This post is part of a series called The Fellowship of the Inklings where I attempt to blog my way through reading The Fellowship: The Literary Lives of the Inklings by Philip and Carol Zaleski.
Acknowledging that the story of the Inklings could begin with any of its members, the Zaleskis chose to start with the life of Tolkien because “he was the first to create work that bears the group’s special stamp of Christian faith blended with pagan beauty, of fantastic stories grounded in moral realism.” I love this idea of the “Christian faith blended with pagan beauty” and “of fantastic stories grounded in moral realism”. This is wonderful description of what the Inklings try to do. And as Moderns I think we struggle with seeing those ideas as opposites rather than complements.
We tend think of something as either Christian OR pagan, as fantastic OR realistic. But the Inklings refuse to concede that it’s one or the other. They challenge our very categories of interpreting reality with their stories. It’s the same sort of problem I have with the Fiction/Non-fiction distinction. When I hear people define Non-fiction as true and Fiction as false, something deep inside me screams NO! Fiction is not “false”. Fiction means it’s a work of the imagination. But in reality, works of fiction are almost truer than true. They show us through the imagination the greatest truths of the universe. In the same way, a “true” non-fiction work can be slanted to an understanding of reality and human existence that is utterly false. Our categories matter. Our labels matter. Reading fiction is not an escape from Truth and Reality, it’s a gateway straight into the heart of Reality itself. But I digress…

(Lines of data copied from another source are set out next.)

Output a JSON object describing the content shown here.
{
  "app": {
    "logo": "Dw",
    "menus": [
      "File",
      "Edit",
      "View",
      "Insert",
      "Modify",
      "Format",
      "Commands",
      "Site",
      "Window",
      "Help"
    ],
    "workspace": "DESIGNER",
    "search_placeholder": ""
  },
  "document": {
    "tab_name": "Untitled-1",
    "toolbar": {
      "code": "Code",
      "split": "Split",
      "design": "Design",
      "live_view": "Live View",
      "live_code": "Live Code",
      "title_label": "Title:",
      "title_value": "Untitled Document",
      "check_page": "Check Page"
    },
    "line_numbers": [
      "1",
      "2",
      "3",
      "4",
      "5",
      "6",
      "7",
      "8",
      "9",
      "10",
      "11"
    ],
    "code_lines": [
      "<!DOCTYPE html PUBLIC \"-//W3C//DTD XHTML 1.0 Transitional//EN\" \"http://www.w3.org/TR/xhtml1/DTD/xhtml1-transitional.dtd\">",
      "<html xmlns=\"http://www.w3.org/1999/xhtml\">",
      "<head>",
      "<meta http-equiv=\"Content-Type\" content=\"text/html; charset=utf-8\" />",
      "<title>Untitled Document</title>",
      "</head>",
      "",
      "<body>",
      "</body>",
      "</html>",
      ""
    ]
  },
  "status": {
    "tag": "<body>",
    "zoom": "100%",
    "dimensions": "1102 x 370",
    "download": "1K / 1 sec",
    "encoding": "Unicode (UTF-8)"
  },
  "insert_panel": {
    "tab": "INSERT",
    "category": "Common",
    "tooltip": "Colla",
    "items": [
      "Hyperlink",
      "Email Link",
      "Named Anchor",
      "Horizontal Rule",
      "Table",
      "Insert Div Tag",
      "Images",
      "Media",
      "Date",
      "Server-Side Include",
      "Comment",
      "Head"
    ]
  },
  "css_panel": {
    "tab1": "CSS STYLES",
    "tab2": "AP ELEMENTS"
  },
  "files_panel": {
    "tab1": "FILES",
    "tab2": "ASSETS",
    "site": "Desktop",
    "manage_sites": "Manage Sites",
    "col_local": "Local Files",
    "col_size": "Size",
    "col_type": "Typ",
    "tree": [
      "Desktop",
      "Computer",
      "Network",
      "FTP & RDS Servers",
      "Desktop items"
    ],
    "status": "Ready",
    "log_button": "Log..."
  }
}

This chapter focuses on Tolkien’s early life: his childhood reading, the death of his father, and his family’s conversion to Roman Catholicism. Tolkien’s mother Mabel had a profound influence on his life. She taught him Latin, French, German, and the foundations of linguistics, which would become a lifelong passion for him. She also introduced him to children’s literature that would cultivate a love of the fantastic. Alice’s Adventures in Wonderland, The Princess and the Goblin, The Princess and Curdie, Andrew Lang’s collections of fairy tales, including his retelling of the Old Norse Volsunga saga, which would profoundly shape young Tolkien. “It was his first baptism into the enchantments of Faeirie, an otherworldly realm just touching the fringes of ordinary life and leading, in its farthest reaches, to the outskirts of the supernatural.”

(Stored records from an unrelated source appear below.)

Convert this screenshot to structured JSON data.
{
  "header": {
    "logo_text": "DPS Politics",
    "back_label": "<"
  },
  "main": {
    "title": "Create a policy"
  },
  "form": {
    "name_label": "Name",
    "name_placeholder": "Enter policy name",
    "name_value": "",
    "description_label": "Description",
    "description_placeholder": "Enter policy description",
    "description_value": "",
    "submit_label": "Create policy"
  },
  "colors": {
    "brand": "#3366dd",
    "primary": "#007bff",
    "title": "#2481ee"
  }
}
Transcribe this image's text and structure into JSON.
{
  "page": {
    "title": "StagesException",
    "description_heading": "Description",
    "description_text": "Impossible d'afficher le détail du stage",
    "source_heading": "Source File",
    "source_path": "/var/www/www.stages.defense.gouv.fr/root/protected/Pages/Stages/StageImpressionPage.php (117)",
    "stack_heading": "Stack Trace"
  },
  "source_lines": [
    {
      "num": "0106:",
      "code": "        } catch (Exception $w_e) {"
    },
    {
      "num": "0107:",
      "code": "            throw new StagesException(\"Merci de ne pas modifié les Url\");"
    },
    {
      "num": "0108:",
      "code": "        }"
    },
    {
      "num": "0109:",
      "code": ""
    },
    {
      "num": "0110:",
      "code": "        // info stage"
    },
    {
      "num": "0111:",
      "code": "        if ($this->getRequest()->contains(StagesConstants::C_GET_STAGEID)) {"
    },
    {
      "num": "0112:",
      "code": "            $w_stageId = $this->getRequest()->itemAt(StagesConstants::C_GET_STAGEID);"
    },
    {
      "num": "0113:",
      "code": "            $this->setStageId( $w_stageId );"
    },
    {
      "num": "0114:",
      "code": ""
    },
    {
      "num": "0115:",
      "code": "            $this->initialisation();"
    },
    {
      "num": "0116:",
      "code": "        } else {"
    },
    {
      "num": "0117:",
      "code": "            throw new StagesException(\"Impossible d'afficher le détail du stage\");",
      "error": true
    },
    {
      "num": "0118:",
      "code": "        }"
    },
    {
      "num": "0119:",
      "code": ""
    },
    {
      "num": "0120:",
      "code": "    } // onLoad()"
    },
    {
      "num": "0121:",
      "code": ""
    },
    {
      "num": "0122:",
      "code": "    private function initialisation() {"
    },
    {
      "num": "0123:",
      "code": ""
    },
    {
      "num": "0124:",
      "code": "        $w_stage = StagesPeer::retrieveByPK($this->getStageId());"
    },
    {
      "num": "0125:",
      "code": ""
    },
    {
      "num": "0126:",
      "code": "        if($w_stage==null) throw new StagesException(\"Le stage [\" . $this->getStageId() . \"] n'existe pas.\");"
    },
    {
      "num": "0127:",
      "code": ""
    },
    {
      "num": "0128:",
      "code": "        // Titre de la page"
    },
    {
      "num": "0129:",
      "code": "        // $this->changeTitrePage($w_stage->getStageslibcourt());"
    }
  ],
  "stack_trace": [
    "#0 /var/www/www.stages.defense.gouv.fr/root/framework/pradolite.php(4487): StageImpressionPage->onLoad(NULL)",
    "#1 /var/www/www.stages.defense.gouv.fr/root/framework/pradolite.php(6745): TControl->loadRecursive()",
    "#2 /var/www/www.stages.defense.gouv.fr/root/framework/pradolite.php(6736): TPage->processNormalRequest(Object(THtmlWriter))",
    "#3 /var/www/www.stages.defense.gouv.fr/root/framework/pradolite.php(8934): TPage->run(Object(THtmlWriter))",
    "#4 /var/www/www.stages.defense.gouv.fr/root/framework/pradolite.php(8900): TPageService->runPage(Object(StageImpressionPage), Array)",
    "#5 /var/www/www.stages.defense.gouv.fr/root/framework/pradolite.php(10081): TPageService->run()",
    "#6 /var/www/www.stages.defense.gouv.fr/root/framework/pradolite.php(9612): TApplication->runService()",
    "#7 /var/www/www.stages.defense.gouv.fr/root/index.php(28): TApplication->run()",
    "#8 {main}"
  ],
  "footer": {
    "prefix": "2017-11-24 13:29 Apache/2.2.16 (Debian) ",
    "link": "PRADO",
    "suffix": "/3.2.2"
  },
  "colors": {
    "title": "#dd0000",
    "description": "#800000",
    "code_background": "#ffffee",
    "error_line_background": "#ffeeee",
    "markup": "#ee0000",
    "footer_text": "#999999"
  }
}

His mother also gave Tolkien her faith. It’s very easy for us in these days of tolerance to forget what kind of persecution a Catholic conversion in Anglican England could bring. The Tolkiens suffered for their new faith, losing financial provision and family relationships. In fact for the rest of his life Tolkien would blame religious persecution for his mother’s early death. “The bitterness of death, the sweetness of faith, the ransom to be paid in blood; thanks in large measure to Mabel’s indelible presence in his consciousness, these would become keynotes of Tolkien’s imaginative world.”
I’m always fascinated to read about the mothers of famous people. Mothering is hard work, thankless work, and often feels futile in its repetition of daily mundane tasks. But for Tolkien, as with so many others, his mother left an indelible mark on him. She shaped his early loves–and even though she died when he was young—her influence would guide his entire life, and his scholarly career, and his work as a mythmaker.
Mabel Tolkien is the woman behind the man who continues to shape the imaginations of generations. The work of a mother is never futile.